On one occasion, Richardson was sharply criticized by the judge for “textbook hearsay” when he tried to suggest FBI agent Tim Keese had asked Mullins, “How much money did you give to Todd Stroger?”
On another, Donald-Kyei was interrupted by St. Eve after prosecutors objected to Donald-Kyei’s suggestion that an overbearing Keese threatened Mullins, “You knew I was coming.”
And when Mullins took the stand in his own defense Friday, he too was silenced by the judge when he described his arrest inside a police station by the FBI in dramatic terms.

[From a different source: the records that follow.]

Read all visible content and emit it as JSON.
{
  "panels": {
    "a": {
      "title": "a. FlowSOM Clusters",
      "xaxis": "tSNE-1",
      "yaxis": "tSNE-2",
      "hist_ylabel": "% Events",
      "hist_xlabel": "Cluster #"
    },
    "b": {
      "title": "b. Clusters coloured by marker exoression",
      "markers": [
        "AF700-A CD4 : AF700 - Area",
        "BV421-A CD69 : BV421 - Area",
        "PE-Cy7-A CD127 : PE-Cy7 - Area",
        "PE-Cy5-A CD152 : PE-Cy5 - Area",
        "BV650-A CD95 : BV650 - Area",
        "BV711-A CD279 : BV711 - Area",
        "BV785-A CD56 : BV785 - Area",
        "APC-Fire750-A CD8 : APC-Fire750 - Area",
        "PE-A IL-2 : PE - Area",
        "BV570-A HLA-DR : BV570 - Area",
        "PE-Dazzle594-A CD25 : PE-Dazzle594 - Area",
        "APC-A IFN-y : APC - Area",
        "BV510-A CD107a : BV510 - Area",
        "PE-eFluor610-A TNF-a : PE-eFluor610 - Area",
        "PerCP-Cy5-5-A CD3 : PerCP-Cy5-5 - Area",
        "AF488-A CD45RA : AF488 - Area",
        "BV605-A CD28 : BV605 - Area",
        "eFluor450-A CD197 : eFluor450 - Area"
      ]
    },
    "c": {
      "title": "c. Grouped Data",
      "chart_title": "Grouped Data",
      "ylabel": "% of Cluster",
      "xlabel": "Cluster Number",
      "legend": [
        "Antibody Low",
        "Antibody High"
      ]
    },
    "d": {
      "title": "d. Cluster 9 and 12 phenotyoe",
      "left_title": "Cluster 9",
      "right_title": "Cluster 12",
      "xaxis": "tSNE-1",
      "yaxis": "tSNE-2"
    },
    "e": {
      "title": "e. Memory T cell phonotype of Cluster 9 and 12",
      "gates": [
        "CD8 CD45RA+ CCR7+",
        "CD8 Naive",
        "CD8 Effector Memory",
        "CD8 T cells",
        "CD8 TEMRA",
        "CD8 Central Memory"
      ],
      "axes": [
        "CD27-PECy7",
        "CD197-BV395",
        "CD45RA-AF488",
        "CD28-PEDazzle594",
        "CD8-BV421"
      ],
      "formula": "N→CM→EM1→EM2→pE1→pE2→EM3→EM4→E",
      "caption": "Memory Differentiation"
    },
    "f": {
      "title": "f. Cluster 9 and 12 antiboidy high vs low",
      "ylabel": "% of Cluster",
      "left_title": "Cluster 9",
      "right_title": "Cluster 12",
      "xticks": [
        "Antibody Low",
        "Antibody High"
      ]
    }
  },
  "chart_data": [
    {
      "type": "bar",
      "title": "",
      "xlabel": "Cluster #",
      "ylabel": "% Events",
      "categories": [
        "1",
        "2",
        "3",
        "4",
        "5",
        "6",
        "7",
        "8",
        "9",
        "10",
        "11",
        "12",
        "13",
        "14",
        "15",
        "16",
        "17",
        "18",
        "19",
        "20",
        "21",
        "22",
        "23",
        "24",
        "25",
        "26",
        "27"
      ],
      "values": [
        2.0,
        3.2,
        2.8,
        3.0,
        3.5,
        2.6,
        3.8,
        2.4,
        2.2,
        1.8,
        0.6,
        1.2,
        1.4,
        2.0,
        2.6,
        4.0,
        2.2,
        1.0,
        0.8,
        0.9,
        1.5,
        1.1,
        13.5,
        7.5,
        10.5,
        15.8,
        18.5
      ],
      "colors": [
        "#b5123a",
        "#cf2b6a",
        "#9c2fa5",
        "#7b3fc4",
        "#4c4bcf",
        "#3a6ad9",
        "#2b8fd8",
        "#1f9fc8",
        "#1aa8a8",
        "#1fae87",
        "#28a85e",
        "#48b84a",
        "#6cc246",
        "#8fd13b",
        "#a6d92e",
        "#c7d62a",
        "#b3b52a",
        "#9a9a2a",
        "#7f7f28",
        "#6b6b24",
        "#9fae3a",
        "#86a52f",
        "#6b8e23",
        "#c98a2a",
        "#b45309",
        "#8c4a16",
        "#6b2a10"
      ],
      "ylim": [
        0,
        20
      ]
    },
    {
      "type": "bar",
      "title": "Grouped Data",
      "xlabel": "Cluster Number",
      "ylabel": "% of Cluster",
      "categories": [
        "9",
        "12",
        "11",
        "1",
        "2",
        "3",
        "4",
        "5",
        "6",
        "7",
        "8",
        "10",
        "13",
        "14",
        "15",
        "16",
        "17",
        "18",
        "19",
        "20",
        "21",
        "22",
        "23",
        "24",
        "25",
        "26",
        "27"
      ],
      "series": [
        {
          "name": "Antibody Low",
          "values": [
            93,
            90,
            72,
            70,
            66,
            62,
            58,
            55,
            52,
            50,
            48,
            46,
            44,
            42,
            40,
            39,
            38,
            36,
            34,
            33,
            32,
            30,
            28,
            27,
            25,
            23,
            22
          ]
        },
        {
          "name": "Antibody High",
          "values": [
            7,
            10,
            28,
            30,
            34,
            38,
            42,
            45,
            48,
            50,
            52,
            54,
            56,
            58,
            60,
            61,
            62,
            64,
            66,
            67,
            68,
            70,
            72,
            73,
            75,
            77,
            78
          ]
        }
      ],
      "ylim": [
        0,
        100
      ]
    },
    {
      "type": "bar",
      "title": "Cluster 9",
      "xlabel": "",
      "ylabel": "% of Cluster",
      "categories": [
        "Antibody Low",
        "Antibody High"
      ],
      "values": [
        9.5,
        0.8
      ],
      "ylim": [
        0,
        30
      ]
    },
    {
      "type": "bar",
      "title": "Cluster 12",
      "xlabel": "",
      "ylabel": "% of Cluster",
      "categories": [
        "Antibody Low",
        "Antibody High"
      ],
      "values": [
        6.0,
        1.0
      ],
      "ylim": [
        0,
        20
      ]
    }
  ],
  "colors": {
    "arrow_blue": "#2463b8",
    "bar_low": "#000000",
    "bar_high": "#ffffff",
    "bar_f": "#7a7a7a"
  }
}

“I saw four suits coming towards me,” Mullins testified, adding that he’d been giving an anti-bullying talk to school kids at a police station when he was collared. “One of the suits walked up on me and tried to grab me,” Mullins said. “He didn’t announce himself... maybe he thought I had a gun?”
St. Eve called that sarcastic aside “irrelevant” and ordered jurors to ignore it.
But an unruffled Mullins — perhaps relying on his long experience as former Chicago cop — testified confidently that he never took kickbacks or had any control over who got county contracts, how much the contracts were worth or when they were paid.
“I really didn’t care!” he said, laughing.
Assistant U.S. Attorney Lindsay Jenkins, though, forced Mullins to read from draft documents that Mullins had emailed to himself, then from word-for-word identical passages that his pals later submitted in their bids for county contracts.
The close similarities may undermine Mullins’ claim that he hadn’t coached his pals how to get their hands on taxpayer cash, though Mullins said the drafts were simply “templates” the county often gave to potential vendors.
Mullins also conceded under cross-examination that he had unpaid tax debts from 2009, and that he filed for bankruptcy in 2011, though he denied he was having financial problems in 2010, when the alleged scam took place, saying his money problems dated to Stroger being voted out of office.
Closing arguments are scheduled for Monday morning.